Haberler
Haber Kaynağı Seç

 

Bizi güçlü kılan, sizin duruşunuz

Samimi olmadığım kişilere ‘sevgili’ diye hitap etmekten çekinirim. Ama söz konusu sizlersiniz; Aslı Erdoğan ve Necmiye Alpay. Dolayısıyla sevgili, hatta pek sevgilisiniz… Aksi nasıl mümkün olabilir ki? Her ikinizin de yazdıklarını, ürettiklerini hep severek, heyecanla takip ettim.
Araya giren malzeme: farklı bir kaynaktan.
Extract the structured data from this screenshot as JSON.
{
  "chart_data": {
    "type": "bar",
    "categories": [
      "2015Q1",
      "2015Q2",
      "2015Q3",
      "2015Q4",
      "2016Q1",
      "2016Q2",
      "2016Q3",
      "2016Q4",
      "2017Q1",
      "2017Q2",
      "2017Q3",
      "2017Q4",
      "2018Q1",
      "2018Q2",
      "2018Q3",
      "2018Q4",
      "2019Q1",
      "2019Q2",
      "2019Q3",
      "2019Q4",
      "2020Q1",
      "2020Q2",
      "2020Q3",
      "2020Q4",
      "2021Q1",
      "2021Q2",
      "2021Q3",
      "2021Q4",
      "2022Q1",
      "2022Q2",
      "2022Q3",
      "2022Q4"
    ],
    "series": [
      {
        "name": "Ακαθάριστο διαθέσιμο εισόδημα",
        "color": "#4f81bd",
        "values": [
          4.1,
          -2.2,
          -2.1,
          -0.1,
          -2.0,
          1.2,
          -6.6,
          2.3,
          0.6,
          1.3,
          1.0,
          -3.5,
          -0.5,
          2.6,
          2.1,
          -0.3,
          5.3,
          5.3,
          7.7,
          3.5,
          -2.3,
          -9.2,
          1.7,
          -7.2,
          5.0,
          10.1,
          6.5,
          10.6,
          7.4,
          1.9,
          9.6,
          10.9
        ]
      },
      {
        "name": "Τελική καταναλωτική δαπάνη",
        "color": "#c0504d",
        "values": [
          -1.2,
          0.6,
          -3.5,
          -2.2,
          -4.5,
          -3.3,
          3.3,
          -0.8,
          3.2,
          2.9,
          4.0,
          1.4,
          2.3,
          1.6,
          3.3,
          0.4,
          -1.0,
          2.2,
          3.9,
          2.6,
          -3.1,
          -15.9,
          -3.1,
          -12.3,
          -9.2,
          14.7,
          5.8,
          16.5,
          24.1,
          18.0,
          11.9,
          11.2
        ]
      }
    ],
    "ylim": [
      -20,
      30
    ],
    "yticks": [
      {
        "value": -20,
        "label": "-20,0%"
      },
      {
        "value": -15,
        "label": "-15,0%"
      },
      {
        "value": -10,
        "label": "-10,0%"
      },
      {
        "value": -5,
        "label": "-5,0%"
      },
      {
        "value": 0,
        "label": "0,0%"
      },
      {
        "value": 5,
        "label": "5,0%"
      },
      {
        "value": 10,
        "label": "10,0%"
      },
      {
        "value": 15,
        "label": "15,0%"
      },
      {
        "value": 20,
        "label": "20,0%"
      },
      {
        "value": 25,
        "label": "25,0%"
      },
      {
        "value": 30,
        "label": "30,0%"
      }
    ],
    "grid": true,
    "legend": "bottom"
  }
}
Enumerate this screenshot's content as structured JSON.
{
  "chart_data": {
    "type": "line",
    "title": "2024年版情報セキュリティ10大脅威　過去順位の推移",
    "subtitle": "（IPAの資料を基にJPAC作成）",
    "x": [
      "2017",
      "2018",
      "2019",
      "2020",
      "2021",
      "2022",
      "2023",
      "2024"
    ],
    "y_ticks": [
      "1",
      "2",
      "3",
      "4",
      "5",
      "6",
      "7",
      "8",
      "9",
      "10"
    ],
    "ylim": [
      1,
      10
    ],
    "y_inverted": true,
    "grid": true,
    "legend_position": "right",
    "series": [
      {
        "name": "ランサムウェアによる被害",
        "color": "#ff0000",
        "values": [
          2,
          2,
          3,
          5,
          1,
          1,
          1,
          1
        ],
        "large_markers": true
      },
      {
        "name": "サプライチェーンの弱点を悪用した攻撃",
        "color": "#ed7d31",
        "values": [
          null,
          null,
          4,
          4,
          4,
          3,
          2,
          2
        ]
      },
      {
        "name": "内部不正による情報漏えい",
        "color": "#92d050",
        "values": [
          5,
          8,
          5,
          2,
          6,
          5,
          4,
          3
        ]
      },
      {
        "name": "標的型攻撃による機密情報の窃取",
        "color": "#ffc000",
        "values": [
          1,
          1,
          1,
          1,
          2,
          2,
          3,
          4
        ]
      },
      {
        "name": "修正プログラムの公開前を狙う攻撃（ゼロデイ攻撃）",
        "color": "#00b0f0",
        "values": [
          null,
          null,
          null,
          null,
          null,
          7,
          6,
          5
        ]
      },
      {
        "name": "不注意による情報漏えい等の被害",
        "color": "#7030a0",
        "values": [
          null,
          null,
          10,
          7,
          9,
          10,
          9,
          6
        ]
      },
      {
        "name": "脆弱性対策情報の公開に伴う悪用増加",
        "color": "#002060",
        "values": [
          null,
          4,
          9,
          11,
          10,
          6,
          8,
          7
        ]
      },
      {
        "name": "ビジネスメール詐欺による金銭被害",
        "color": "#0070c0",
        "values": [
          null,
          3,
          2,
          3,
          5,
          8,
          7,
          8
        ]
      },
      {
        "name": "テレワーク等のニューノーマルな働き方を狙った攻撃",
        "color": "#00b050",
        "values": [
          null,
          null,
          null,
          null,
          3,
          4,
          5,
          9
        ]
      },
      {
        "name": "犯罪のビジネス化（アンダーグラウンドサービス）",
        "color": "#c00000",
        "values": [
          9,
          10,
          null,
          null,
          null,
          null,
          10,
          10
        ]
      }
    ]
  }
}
Aslı, sizin romanlarınızı okuduğumda iyi yazarlar ve iyi ressamlarla karşılaştığımda hissettiğim duyguyu yaşadım. Kısaca ilham verdiniz diyebilirim; ötesinde güç, yazmak için şevk verdiniz. Biraz da eksiklik duygusu… Ben bir gün böyle yazabilecek miyim, sözlerim bu kadar güçlü olacak mı soruları. Benim için insanı diri tutan, ilerlemesi, kendisini geliştirmesi için ivme sağlayan sorular bunlar. Sizinle uzun boylu sohbetimiz olmadı; orada burada karşılaştık sadece. Hoş, zaten ne siz, ne de ben ağzı pek laf yapan insanlar değiliz. Ama yakınlık hissetmek için illa tanış olmak gerekmiyor.

Necmiye Hanım, dile hakimiyetiniz ve bilginiz, genç bir gazeteciyken bana ne çok şey kattı… Daha sonra güncel yazılarınızı, Twitter’da az ama öz yorumlarınızı takip ettim, hep ne dediğinizi merak ettim, bazen kendi düşüncelerimi sorguladım. Özgürlükler ve demokrasi için yapılan eylemlerde mutlaka gözüm sizi arardı, zaten orada olurdunuz. En son Barış İçin Kadın Girişimi’nin çağrısıyla Galatasaray’daydık.

Beceriksizce yanınıza gelip ‘Merhaba’ dedim. İfade edemedim ama sizi orada, bereniz ve kaşkolunuzla dimdik dururken görmek bana umut verdi. Bir avuç birbirine benzemez kadın olarak birarada durmanın, böylesine savaştan bir ortamda barış diyebilmenin verdiği umut.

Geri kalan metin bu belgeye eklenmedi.